Critics argue that the serosurvey reports conducted in India may not be representative because they are not conducted under a uniform guideline nor are the sampling methods/sizes statistically significant. What is your comment?

For a country of the size of India, no matter what sample size and approach is used, it will always have some limitations. That is true for serosurvey at the national, state and district levels. An ideal, not necessarily the best, approach would be to test the entire population, which is neither feasible and nor required. Clearly, serosurveys are the best alternative. The role of the scientific community is to minimise those limitations. It is important that the limitations are acknowledged, and we keep improving the methods adopted. Most important is that interpretations are done carefully, factoring in the context and limitations.

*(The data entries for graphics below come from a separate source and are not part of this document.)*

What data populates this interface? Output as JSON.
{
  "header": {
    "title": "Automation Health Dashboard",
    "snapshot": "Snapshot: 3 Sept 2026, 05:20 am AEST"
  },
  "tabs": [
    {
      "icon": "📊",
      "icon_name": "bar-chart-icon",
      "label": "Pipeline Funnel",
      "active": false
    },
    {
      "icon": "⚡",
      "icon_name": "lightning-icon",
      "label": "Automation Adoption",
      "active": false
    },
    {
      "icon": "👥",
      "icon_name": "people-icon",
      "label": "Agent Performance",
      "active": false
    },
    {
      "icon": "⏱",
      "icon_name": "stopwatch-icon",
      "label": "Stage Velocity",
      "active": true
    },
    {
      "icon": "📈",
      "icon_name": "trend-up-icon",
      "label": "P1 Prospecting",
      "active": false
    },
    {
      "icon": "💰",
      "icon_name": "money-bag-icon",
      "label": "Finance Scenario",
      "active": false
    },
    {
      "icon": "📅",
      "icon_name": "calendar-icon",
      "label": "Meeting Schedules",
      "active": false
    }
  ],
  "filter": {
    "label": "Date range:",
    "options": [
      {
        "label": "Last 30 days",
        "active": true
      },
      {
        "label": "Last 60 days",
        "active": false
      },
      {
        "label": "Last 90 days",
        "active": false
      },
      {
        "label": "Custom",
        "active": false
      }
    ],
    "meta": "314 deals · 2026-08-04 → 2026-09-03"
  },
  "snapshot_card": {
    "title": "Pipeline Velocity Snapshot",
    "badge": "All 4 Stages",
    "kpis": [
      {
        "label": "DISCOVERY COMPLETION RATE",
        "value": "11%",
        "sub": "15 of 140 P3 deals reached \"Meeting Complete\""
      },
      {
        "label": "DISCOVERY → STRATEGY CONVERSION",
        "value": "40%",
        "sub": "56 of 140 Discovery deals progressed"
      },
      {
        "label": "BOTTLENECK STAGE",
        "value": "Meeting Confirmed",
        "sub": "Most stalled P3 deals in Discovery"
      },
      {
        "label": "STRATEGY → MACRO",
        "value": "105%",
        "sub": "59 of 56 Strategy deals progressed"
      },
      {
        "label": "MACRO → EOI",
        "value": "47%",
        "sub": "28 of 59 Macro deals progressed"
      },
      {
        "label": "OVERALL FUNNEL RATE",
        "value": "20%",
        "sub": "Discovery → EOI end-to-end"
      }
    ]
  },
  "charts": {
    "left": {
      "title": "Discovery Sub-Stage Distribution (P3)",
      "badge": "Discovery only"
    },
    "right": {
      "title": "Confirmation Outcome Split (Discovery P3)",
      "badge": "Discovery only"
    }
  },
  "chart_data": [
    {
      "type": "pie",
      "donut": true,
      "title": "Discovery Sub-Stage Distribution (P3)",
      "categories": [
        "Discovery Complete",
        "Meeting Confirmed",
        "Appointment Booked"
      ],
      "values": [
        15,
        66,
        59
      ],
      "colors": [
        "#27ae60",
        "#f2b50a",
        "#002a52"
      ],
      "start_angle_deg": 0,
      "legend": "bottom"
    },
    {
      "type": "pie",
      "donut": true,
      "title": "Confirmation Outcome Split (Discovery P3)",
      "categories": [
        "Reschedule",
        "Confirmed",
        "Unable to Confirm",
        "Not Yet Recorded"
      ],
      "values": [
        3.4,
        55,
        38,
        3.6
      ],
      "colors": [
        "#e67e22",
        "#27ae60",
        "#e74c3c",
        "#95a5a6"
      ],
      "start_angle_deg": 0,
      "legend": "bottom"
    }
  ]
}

The case-to-infection ratio has also fallen significantly; according to most recent serosurveys. What does this suggest? Is the community spread of the virus slower than predicted?

The falling case-to-infection ratio is a reflection of the improved implementation of the test, trace and isolate strategy. COVID-19 testing services have increased across the country. Tracing efforts have improved and people are also more aware, and volunteer for testing. For the spread of the virus, there is no expected speed or rate, and the only direction we want is downward.

Virologists question the sensitivity and specificity of most of the widely deployed antibody tests. How does a high percentage of false positives or negatives impact the results of a survey?

The antibody kits which have been used for serosurvey have fairly high sensitivity and specificity. Specific approaches have been followed to further enhance these parameters within the serosurvey. In any case, these reflect past infections, and therefore, while sensitivity and specificity are important, these are not everything. While it results in limitations in stand-alone surveys; repeat surveys provide very useful guidance on trends.

Can we make serological testing the only way to assess the immunity level of an individual, particularly at this point of time when the herd immunity threshold for SARS-CoV-2 is still being debated?

Everything in COVID-19 provides a part of the answer and no single approach is enough for a complete answer. There are many unknowns, such as what is the protective level of antibodies, how long the immunity lasts and what proportion of infected individuals develop detectable levels of antibodies. Our knowledge and understanding are getting better with every passing day. In this backdrop, we should use all the approaches at hand – serosurveys, antibody levels, immunity research and epidemiological data – to measure immunity levels. One of the impacts of the pandemic has been that we have learnt to use various tools across specialties — including clinical research, epidemiological tools and scientific data — in coherence.